When he said this, they both laughed. It was obvious that the idea of his father’s displeasure added to Ninian’s enjoyment of the work.

After the last sitting he still would not allow her to look at the picture. ‘Mr Johanson made me promise to let him see it first, and anyway it’s not quite finished,’ he told her.

A week later, after receiving a message from Goldie, she climbed the steep stairs to the studio in high anticipation. Her lover was there already, sitting on the chair on which she’d posed with his silver-topped cane between his knees. He was beaming broadly and looked more like a teddy bear than ever. She longed to rush up and cuddle him but Ninian was bustling about and she was reticent about showing her feelings for Goldie in front of others.

The portrait stood on an easel in the middle of the floor with a white cloth draped over it. When she was settled, Ninian pulled it off to reveal his work.

The spectators gasped.

‘It’s magnificent, boy, you’ve surpassed yourself,’ said Goldie. ‘If you sent this to the RSA it’d make your name.’

The picture was a riot of brilliant colour. In the middle, slightly off centre, sat a woman staring defiantly at the world. The face was firm and the pose challenging. The brilliantly coloured curtain behind made a wonderful backdrop for her lovely dress.

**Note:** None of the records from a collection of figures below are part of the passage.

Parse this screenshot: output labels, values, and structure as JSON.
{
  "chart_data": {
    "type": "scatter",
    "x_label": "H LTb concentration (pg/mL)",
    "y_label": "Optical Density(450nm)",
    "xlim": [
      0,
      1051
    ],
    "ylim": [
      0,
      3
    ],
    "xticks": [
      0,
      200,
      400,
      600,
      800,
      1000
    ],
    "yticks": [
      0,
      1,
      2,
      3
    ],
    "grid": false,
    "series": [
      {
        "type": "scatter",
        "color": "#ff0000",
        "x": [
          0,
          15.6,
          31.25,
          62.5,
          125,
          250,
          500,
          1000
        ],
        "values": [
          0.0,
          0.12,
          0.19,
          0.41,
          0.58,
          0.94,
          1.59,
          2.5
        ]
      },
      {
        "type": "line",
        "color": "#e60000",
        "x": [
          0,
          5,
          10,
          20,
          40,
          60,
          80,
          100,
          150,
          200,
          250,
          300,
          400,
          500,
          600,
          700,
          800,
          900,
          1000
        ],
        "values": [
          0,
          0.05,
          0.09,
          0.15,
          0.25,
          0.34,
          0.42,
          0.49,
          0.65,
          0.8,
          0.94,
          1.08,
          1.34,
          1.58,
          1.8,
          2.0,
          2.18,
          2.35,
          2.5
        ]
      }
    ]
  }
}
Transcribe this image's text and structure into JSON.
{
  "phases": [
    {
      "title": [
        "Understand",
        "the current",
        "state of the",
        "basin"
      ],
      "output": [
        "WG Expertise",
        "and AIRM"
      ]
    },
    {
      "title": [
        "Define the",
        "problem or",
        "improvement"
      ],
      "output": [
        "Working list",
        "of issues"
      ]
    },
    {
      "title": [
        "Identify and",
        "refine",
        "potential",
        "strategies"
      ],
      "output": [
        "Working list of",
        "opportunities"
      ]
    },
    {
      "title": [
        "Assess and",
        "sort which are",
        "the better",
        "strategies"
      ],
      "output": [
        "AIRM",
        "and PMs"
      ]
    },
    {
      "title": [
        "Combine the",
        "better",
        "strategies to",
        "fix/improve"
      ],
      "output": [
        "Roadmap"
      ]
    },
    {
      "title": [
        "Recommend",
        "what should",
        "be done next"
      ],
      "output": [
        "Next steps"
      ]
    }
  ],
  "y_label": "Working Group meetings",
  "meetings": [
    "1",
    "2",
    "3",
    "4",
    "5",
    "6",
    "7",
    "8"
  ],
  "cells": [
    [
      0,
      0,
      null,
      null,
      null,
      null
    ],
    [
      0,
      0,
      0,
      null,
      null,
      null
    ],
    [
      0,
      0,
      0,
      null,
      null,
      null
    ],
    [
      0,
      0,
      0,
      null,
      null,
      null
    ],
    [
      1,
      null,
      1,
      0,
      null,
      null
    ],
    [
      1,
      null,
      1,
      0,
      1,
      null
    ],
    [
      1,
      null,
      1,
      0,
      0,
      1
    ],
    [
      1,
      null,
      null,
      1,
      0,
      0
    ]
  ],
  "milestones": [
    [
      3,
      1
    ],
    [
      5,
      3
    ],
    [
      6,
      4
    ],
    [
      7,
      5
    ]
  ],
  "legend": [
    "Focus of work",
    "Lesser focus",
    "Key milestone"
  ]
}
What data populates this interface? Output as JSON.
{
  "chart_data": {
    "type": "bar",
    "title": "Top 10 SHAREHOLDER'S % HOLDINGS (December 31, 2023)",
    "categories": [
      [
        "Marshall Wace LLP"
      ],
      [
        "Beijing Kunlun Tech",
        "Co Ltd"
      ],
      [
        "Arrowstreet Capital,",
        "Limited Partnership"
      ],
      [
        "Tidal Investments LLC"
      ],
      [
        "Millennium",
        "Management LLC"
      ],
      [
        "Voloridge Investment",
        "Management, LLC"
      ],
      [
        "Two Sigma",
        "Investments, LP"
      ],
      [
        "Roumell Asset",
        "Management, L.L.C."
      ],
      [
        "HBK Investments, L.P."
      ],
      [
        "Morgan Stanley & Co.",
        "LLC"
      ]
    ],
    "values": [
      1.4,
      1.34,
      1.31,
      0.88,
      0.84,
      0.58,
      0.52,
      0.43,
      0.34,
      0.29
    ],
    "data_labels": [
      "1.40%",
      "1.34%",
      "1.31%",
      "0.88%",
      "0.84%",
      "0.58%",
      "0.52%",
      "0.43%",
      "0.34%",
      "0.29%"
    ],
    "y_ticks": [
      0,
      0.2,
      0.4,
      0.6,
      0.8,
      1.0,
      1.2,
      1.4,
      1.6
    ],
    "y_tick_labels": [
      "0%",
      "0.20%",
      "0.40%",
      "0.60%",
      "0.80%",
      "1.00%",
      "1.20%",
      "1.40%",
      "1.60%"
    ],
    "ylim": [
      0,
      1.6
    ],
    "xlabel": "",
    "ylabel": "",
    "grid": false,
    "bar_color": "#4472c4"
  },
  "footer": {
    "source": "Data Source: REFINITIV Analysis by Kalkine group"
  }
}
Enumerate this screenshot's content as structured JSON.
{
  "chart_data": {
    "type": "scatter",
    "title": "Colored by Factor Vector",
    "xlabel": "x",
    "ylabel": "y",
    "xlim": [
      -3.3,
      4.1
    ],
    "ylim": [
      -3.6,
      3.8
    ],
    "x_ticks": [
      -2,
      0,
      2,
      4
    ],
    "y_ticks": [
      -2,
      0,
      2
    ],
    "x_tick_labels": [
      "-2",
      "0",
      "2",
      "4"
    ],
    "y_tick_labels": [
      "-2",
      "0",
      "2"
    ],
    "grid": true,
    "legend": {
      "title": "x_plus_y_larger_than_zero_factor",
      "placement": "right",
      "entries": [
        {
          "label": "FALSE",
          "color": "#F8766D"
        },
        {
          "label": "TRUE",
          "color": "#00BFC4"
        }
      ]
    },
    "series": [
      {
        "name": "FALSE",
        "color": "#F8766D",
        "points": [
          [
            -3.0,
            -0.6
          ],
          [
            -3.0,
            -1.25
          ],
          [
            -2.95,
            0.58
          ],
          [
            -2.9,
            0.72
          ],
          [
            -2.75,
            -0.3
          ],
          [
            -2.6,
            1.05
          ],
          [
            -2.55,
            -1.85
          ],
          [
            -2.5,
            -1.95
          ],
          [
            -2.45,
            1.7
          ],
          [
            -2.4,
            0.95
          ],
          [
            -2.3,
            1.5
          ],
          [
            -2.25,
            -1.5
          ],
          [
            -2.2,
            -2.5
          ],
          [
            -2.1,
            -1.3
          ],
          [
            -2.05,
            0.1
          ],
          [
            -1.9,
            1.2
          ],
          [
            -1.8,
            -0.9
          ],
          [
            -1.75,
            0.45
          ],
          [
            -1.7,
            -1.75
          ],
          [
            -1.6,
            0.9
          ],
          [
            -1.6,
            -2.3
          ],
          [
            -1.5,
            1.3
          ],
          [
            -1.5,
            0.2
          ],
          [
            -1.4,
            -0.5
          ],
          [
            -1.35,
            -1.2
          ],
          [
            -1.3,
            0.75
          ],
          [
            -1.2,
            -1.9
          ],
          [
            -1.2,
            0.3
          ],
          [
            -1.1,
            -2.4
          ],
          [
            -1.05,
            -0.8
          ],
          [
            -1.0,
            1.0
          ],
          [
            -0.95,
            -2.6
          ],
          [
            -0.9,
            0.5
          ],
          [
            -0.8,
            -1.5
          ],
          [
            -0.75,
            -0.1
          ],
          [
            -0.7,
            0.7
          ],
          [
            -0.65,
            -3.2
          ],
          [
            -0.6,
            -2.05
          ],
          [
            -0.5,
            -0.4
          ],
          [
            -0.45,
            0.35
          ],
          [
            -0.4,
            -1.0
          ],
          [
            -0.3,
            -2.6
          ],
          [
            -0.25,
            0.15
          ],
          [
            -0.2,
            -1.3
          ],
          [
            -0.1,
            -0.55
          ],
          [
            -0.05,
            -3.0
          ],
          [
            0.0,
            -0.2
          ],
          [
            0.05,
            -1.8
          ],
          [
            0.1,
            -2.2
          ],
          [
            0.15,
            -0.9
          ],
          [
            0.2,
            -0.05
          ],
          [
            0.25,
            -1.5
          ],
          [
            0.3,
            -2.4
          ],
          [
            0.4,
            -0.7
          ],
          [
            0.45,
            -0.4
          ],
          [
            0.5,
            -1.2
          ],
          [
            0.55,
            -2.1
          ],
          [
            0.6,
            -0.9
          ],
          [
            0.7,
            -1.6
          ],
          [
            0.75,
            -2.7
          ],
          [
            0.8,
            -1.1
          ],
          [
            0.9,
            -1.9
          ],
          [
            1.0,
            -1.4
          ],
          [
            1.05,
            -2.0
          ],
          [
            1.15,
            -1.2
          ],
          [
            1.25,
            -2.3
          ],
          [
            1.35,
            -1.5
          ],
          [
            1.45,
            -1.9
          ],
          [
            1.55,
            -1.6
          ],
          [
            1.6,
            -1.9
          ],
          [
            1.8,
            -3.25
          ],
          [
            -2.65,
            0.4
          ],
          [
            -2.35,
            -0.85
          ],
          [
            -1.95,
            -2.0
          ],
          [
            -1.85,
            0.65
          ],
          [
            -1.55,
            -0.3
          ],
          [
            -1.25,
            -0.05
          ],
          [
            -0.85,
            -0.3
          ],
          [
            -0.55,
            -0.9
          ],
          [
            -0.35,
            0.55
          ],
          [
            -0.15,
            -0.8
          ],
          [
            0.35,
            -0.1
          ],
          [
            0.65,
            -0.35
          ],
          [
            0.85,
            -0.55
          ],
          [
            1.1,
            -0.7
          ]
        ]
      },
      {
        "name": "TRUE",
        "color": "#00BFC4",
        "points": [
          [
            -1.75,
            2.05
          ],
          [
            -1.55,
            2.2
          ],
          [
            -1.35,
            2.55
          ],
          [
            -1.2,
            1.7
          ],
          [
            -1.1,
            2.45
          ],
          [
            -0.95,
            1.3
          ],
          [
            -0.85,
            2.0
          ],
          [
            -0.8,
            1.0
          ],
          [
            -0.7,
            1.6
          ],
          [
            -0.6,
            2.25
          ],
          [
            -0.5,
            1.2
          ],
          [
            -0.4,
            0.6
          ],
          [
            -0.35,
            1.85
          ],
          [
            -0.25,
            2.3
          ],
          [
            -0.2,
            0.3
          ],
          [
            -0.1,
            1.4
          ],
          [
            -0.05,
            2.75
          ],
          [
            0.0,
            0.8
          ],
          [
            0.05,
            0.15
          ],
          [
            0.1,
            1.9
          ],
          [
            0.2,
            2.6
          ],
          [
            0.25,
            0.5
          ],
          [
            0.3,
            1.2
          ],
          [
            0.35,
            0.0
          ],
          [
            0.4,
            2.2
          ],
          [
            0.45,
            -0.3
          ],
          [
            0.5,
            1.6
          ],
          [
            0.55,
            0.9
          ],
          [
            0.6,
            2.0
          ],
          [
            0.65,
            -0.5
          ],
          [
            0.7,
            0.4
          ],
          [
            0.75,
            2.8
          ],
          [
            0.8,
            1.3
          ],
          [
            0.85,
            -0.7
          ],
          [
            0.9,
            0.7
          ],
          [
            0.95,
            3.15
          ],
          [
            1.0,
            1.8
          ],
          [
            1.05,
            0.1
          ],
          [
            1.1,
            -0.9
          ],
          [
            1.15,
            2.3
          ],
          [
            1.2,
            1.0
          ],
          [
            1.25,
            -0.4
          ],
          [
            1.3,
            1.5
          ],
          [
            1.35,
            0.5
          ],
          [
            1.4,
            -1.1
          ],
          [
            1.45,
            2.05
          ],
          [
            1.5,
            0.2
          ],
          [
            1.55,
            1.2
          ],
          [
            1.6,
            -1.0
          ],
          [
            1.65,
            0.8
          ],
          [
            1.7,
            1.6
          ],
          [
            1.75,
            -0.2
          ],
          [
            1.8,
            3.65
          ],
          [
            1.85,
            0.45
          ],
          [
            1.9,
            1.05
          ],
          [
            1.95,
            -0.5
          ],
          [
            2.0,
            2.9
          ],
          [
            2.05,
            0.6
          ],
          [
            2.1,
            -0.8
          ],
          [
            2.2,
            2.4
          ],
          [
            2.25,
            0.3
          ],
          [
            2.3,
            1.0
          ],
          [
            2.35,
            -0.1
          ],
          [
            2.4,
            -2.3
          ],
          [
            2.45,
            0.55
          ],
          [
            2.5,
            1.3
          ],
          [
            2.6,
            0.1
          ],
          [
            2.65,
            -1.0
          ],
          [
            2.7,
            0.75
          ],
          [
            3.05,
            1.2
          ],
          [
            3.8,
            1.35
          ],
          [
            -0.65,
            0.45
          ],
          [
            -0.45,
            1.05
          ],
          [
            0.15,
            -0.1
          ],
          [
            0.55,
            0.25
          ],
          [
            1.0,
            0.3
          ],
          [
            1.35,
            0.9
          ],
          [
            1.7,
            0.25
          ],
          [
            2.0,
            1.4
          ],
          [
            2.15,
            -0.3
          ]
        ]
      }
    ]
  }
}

‘Do I really look like that? Do I look so intimidating?’ she asked.

‘I didn’t want a chocolate-box picture,’ cried Goldie, ‘I wanted you, bristles and all. But look at your eyes, my dear. He’s caught your eyes exactly.’

Lizzie looked at the eyes gazing out at her. They were fearless, but there were questions and a vulnerability in them that made her feel afraid of the power of the young man with the paint brush. He could look into her soul.

‘It’s a wonderful picture,’ she said, and she meant it.